CHAPEL HILL — If it weren’t for the dark windows and storage pods in the parking lot, life at the Airport Gardens Apartments would have seemed normal last week.
Two women leaned against a wall in the afternoon sun, chatting as a group of young children played with a turtle they had found in the grass. A pair of boys rode their bikes along the sidewalk.
The rain that seriously damaged many low-lying Chapel Hill and Carrboro homes June 30 also flooded 18 apartments at the town-owned public housing complex on Martin Luther King Jr. Boulevard.
Airport Gardens’ 26 units sit on a hill overlooking Hillsborough Street and the Bolin Creek Greenway. The Chapel Hill Police Department is across the street. The complex had a new drainage system and retaining wall installed in the late 1990s, town Housing Director Tina Vaughn said.
“The water came so fast and so high, the drainage system couldn’t handle it,” she said.
In the days that followed, cleanup crews also found mold growing inside some of the walls, she said.

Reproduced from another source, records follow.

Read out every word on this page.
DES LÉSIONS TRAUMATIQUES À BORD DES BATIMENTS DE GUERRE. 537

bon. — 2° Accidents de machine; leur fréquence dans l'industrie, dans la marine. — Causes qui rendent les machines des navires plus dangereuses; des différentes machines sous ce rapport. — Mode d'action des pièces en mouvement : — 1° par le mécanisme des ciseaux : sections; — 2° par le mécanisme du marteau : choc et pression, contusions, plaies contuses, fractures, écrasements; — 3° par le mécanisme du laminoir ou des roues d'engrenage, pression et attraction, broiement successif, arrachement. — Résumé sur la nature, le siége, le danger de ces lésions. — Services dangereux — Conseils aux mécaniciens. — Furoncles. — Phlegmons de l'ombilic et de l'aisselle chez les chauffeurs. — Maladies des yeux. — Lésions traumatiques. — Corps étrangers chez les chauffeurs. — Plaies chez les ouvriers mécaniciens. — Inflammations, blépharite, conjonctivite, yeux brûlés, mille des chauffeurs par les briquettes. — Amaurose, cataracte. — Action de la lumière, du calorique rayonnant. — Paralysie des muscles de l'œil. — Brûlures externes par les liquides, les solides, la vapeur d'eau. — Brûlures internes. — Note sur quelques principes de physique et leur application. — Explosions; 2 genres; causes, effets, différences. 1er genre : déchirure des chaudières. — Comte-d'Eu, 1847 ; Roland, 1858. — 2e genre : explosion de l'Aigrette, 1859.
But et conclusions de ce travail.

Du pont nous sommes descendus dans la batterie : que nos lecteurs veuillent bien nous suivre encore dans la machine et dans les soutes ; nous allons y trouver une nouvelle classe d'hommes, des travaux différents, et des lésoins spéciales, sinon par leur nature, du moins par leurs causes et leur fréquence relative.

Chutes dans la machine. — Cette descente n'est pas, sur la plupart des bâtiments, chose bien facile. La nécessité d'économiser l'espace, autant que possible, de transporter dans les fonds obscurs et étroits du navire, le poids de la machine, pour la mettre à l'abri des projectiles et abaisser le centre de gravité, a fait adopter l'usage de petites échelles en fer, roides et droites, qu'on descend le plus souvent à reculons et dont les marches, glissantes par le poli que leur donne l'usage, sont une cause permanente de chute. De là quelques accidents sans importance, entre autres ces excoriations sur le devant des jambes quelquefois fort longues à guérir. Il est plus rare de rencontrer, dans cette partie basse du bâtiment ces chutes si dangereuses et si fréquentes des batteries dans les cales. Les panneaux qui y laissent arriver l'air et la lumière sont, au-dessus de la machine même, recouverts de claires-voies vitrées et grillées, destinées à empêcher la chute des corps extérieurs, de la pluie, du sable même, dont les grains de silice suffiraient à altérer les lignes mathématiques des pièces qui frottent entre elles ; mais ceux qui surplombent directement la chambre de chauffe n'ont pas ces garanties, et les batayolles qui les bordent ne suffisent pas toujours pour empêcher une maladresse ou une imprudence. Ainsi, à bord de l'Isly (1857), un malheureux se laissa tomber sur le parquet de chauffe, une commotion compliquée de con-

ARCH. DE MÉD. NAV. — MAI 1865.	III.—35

Residents did not want to be identified last week but said they are worried how long it will take for life to return to normal. A July 10 letter from the housing department said the town was working with a contractor to schedule the repairs. The letter also gave residents phone numbers to call if they needed temporary housing or other assistance.
One woman said residents have since contacted the housing department, the mayor and others trying to get answers.
Even those who took the town’s offer of a hotel room continue to cope without dependable transportation to work and to their apartments for necessities or to cook meals. Other residents are staying with relatives or have returned home to wait for the repairs.
Vaughn said one hotel does offer a continental breakfast, but other families may be eating with relatives or at local restaurants. If a serious mold problem is confirmed, the hotel stays will be extended, she said.